Les Français en Haute-Silésie (1920-1921): I) Contexte, déclenchement de l’opération.
Introduction, présentation du territoire:
Terre historiquement polonaise, la Silésie est passée aux mains de la Bohème, puis des Habsbourg d’Autriche…. avant d’être finalement récupérée pour la Prusse par Frédéric II à l’issue de la guerre de succession d’Autriche, à la moitié du XVIIE siècle. Malgré cette longue appartenance, il y reste un peuplement polonais important au sortir de la Première Guerre mondiale. Or, le pays renaissant, dont les frontières n’ont pas été fixées par traité, aimerait retrouver cette terre ancestrale en cette année 1919. Il faut dire qu’elle est un bassin minier très important, dont la Pologne, également très rurale, est dépourvue. D’un autre côté, les Allemands ont des liens avec la région depuis l’époque de la Hanse, cette république marchande de la Baltique, au Moyen-âge… D’ailleurs en 1813, l’essentiel des troupes qui ont vaincu Napoléon et libéré la Prusse venait de là… Notons aussi que le GQG allemand de la guerre qui vient de se finir y était, l’empereur étant passé à de nombreuses reprises. Enfin, le sous-sol est une autre donnée très importante : l’Allemagne entend bien garder cette région riche (la presse française de l’époque la présente comme l’arsenal allemand, citant par exemple les aciers spéciaux). D’autant plus que, traité de Versailles oblige, la Sarre, autre région minière, est administrée par les Français (jusqu’en 1935) et que le bassin houiller de la Ruhr est menacé (la région est effectivement occupée en 1923 par une force franco-belge). Situation passablement compliquée, donc.

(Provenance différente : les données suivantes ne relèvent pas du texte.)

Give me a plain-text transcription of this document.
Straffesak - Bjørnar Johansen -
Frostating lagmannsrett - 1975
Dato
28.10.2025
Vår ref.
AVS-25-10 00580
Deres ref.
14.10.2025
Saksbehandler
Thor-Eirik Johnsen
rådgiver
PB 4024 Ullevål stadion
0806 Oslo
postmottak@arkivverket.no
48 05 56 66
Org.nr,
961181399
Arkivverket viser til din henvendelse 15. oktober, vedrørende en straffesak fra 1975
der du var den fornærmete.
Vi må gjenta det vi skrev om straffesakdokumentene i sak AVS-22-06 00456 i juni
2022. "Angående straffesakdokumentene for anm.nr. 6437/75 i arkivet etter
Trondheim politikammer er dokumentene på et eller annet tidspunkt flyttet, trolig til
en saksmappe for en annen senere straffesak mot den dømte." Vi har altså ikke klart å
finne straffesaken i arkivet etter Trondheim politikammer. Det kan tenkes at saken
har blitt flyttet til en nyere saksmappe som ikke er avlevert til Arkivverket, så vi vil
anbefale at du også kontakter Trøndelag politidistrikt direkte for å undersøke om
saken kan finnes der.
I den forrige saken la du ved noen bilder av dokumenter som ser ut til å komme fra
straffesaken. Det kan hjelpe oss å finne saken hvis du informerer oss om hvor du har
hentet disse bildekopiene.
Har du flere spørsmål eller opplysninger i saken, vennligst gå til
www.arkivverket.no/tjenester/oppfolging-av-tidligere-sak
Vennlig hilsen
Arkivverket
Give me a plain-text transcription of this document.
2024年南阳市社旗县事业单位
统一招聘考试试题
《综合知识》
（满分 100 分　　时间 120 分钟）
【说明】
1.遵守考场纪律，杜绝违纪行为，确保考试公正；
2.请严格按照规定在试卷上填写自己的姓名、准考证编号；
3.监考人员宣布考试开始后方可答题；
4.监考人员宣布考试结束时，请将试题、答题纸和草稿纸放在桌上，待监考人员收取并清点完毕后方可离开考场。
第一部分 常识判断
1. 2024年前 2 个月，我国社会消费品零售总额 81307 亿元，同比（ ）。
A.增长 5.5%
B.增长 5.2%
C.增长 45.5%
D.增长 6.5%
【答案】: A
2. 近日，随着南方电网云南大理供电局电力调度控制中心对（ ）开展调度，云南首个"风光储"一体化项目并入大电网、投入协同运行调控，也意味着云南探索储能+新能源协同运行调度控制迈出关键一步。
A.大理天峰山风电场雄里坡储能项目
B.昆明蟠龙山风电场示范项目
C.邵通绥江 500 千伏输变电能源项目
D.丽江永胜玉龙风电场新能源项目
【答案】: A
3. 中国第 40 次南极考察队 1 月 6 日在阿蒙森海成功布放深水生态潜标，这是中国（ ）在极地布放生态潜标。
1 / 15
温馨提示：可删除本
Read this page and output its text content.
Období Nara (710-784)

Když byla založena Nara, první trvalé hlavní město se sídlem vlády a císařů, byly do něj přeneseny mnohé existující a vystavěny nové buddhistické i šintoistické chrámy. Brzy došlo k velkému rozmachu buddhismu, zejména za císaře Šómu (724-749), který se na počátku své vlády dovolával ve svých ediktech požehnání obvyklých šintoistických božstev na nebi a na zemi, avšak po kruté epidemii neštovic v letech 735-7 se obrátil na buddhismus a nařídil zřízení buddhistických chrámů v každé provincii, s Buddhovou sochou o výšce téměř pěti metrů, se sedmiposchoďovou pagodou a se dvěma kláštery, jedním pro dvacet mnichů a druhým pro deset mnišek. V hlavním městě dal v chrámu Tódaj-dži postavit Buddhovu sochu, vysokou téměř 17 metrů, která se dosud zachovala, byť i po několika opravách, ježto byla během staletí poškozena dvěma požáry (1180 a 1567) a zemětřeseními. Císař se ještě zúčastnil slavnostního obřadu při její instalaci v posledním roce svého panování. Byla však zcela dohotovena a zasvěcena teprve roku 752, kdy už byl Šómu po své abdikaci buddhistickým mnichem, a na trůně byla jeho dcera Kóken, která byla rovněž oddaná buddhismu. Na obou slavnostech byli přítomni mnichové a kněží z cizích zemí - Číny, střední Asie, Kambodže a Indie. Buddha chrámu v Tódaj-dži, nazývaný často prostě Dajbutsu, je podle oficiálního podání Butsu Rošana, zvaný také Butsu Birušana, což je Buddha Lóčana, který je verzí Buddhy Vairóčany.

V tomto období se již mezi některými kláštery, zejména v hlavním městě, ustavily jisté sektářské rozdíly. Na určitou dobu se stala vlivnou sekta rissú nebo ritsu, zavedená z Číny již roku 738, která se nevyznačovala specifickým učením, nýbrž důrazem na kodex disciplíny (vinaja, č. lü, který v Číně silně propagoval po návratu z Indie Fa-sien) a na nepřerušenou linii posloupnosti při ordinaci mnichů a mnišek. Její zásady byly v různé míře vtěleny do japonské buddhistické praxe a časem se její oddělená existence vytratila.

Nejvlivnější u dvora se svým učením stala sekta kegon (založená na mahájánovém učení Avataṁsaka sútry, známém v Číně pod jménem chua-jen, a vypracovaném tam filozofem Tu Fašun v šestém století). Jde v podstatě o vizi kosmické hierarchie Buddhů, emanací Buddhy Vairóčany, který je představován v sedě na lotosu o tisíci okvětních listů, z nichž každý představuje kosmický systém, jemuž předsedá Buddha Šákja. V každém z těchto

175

Les Français à Dortmund en 1924, crédits photo: Bundesarchiv.
Pourquoi les alliés?
Comment les alliés s’y trouvèrent projetés ? Avant tout pour éviter une guerre dans une Europe très meurtrie (nous sommes en 1919). Pour désamorcer la crise qui point entre les deux pays, il est donc prévu d’envoyer une « force d’occupation pacifique » pour trouver une solution sur place. En attendant, la possession reste à l’Allemagne. Il n’est pas prévu que les Alliés puissent changer les lois locales, pour ne pas paraître trop intrusifs. En fait, le commandant des troupes françaises, le général Lerond profita d’une faille dans ses instructions pour pouvoir agir à sa guise. Les Américains, qui auraient dû faire partie de l’opération, ne sont finalement pas présents, étant donné qu’ils ont refusé le traité de Versailles. Il est important de savoir que les Français ont tout d’abord tenté de faire accepter le rattachement pur et simple de la Haute-Silésie à la Pologne. Lloyd George et Wilson (respectivement premier ministre de la Grande-Bretagne et président des Etats-Unis) n’ont pas voulu en entendre parler, refusant de créer une nouvelle Alsace-Lorraine au cœur de l’Europe. Clemenceau dut donc accepter l’idée de plébiscite, croyant (comme la majorité des Français), que la province allait nécessairement voter en masse le rattachement à la Pologne… Car enfin, qui voudrait vivre un instant de plus sous la botte allemande ? Berlin a donc tenté de jouer la carte de Londres contre Paris, elle, appuyant Varsovie et faire s’empoigner les deux alliés… On le voit, sitôt la guerre finie, les jeux d’influences entre pays reprennent de plus belle.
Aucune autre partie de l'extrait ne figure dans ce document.